That’s a question that comes up a lot in wage and hour land employment lawsuits. Typically the question is how many employees do I need to look at to have a statistically significant sample?
In some instances it’s not feasible to collect data or get all the records for
all the employees of a particular company. Sometimes the data is kept
in such a way that it takes a lot of effort to get that information. In
other instances it is a matter of the limitations of imposed by the court.
In any event, that’s a question that comes up a number times in wage and hour lawsuits particularly ones involving class or collective actions. So what’s the answer?
Generally, the size of the sample needs to be sufficiently large so that it is representative of
the entire employee population. That number could be relatively small say 40 employees or relatively large say to 200 employees depending on the number of employees at the company and the characteristics of the employee universe that is being analyzed.
For example if there are no meaningful distinctions between the employees in the universe, that is
it is generally accepted that all the employees are pretty much all
similarly situated, then a sheer simple random sample could be
appropriate.
That is, you could simply draw names from a hat, essentially. A simple random sample typically requires the smallest number of employees.
If there are distinctions between employees that need to be accounted for, then
either a larger sample or some type of stratified sampling could be appropriate.
Even if there are distinctions between employees, if the sample is sufficiently large then distinctions between the employees in the data could take care of themselves.
For instance, assume that you have a population of 10,000 employees and they are
divided into four different groups that need to be looked at differently.
One way to do a sample in this setting is to sample over each of the different groups of employees separately. The main purpose of the individual samples is to make sure that you have the appropriate number of employees in each of the different groups. That is, to make sure that the number of employees in the different samples are sufficiently representative of the distribution of the different groups of employees in the overall population.
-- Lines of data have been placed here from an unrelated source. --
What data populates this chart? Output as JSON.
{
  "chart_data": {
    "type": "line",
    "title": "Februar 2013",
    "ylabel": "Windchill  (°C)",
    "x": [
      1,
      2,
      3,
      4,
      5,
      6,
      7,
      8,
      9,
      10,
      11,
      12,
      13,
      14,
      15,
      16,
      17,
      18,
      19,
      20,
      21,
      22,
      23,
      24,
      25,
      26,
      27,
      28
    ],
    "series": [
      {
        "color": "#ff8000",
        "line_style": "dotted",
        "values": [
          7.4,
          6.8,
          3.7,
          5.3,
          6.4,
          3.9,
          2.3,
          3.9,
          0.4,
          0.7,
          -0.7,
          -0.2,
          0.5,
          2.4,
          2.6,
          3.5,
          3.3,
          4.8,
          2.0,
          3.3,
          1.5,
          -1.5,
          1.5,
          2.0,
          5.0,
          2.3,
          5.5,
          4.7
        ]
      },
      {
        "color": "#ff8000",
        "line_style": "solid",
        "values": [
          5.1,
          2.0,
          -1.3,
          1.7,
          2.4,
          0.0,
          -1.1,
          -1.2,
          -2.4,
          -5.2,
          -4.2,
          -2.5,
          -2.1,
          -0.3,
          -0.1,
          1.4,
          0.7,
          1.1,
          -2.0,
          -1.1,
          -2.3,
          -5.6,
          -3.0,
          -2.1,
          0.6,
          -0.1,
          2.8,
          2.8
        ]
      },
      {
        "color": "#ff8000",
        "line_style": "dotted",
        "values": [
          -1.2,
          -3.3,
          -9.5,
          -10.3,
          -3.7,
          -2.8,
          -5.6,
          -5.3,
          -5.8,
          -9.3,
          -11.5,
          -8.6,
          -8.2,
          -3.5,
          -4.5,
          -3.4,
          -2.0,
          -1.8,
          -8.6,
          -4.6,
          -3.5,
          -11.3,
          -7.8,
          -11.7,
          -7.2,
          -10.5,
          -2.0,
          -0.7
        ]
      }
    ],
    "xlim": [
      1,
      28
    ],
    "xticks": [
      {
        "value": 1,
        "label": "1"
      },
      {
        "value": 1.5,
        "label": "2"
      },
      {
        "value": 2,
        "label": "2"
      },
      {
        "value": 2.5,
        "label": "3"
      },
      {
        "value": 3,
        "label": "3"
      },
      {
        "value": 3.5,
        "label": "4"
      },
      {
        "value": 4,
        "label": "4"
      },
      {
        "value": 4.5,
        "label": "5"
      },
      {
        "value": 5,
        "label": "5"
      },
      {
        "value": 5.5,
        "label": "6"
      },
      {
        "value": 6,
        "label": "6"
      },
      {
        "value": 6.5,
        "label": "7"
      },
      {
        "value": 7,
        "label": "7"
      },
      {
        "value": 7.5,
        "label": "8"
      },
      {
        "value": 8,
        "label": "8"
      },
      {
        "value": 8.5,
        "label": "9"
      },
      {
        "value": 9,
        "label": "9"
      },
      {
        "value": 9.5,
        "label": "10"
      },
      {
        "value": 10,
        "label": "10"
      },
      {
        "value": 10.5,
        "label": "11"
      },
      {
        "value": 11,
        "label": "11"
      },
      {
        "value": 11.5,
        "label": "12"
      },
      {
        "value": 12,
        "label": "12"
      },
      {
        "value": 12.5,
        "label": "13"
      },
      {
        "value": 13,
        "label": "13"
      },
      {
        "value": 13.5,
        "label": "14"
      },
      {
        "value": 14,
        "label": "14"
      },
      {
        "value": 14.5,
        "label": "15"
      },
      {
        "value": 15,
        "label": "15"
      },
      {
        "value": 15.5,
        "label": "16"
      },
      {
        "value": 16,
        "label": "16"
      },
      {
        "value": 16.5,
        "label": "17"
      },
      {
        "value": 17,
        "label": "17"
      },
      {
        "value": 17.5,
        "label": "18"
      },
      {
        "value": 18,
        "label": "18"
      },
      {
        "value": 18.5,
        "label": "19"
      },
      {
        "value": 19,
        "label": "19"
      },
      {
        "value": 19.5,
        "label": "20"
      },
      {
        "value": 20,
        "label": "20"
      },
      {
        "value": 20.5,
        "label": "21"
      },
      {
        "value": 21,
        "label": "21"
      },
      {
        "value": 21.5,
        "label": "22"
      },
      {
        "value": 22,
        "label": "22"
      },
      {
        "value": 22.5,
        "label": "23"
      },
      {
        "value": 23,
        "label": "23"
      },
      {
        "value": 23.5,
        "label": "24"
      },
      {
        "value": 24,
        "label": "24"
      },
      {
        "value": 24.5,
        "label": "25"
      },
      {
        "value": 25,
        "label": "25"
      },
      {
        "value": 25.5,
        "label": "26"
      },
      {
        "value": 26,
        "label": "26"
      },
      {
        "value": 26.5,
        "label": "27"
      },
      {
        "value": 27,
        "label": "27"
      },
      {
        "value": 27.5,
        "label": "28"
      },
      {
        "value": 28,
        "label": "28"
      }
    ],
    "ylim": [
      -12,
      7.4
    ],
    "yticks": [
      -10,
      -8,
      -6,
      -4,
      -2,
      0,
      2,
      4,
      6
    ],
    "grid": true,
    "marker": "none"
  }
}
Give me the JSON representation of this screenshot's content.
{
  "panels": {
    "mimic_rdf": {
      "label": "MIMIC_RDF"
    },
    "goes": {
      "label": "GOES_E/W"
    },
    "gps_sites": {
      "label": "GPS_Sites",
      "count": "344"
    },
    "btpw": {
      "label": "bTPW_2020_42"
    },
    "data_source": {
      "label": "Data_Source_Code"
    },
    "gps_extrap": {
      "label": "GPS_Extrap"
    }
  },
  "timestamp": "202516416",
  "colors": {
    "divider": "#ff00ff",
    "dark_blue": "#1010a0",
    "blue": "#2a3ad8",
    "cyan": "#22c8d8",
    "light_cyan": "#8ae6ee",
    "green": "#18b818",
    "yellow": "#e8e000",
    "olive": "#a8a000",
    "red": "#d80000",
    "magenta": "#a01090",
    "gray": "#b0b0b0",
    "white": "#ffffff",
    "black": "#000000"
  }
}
Another way to do this is to simply just take a large enough sample so that the distinctions take care of themselves. If the sample is sufficiently large then the distribution of the different groups of employees in the sample should on be representative of the employee population as a whole.
So in this example, if there is a sufficiently large sample it could be okay to use a simple random sample and you would get to the same point as a more advanced stratified type of approach.
The key however is to make sure that the sample is sufficiently large that of course depends on the overall population and the number of groups of employees being studied.